Autore:
Michele Perrino
Pubblicato il 25/03/2020 ore 15:05

LA CINA RIPARTE Dopo circa due mesi dall'inizio dell'epidemia arrivano dalla Cina notizie incoraggianti. Mentre gran parte della produzione mondiale è infatti ferma a causa del Coronavirus, nella Repubblica Popolare le cose iniziano a ripartire. Tornano in funzione i voli aerei (+2,4% pe oltre 9 milioni di posti), aumenta il traffico della metropolitana (+ 21% la scorsa settimana), riaprono le fabbriche. Anche quelle di automobili.

AUTOMOTIVE AVANTI TUTTA La vendita di auto in Cina ha toccato il fondo lo scorso mese, ma in molti a febbraio avevano già riaperto gli stabilimenti: tra questi ci sono BMW, Fiat Chrysler, Ford, Honda, Nissan, Tesla, Toyota, Volkswagen e Volvo, solo per citare i più celebri. Proprio la casa bavaresre che aveva riaperto lo stabilimento di Shenyang il 17 febbraio, si è detta fiduciosa che il governo cinese possa gestire la crisi e sconfiggere l'epidemia, dichiarando: ''Rimaniamo fiduciosi nelle prospettive di business a medio e lungo termine del nostro mercato n. 1 in tutto il mondo''. Anche Fiat Chrysler ha affermato che le attività produttive si sono riavviate, con il 90% dei rivenditori e il 95% del personale della joint venture con Guangzhou Automobile Group in attività.
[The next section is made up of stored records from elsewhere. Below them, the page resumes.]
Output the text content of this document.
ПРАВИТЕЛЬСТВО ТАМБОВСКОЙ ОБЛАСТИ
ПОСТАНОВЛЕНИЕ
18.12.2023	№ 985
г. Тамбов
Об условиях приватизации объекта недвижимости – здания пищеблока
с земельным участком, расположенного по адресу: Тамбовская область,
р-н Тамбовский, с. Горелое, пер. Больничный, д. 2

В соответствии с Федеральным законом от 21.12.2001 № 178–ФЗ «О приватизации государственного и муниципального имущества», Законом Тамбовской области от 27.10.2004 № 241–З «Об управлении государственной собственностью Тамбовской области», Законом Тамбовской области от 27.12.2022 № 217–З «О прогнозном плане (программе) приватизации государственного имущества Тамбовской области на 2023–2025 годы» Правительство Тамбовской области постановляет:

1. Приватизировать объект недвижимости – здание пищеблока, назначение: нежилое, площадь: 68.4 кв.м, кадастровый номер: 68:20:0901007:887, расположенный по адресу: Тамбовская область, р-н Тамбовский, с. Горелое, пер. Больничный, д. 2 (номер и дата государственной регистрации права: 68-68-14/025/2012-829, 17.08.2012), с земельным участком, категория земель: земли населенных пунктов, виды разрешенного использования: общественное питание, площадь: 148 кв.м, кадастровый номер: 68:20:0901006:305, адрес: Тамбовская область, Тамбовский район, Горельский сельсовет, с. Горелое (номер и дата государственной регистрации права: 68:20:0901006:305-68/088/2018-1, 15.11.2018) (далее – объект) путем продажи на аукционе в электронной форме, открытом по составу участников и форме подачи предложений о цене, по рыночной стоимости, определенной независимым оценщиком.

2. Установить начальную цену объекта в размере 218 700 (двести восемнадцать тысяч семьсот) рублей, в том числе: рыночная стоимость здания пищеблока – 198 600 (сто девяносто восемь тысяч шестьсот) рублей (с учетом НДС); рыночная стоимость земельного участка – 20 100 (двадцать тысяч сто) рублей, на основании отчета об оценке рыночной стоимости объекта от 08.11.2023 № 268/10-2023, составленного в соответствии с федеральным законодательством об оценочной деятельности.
Tesla, invece, è persino riuscita ad aumentare il numero di auto prodotte rispetto al periodo precedente la chiusura, arrivando a 3.000 vetture a settimana.

BUONE SPERANZE PER L'ITALIA Anche se per il nostro Paese la situazione è ancora delicata, tra scioperi dei distributori di carburante, un nuovo modello di autocertificazione e un'ulteriore stretta sugli spostamenti con multe più severe per chi si muove ingiustificatamente, forse la situazione in Cina un motivo per sorridere deve darcelo. Certo, la strada è ancora lunga ed è ancora fondamentale restare a casa, ma tanto più saremo fedeli ad imitare le regole del regime di Pechino tanto prima vedremo la luce in fondo al tunnel.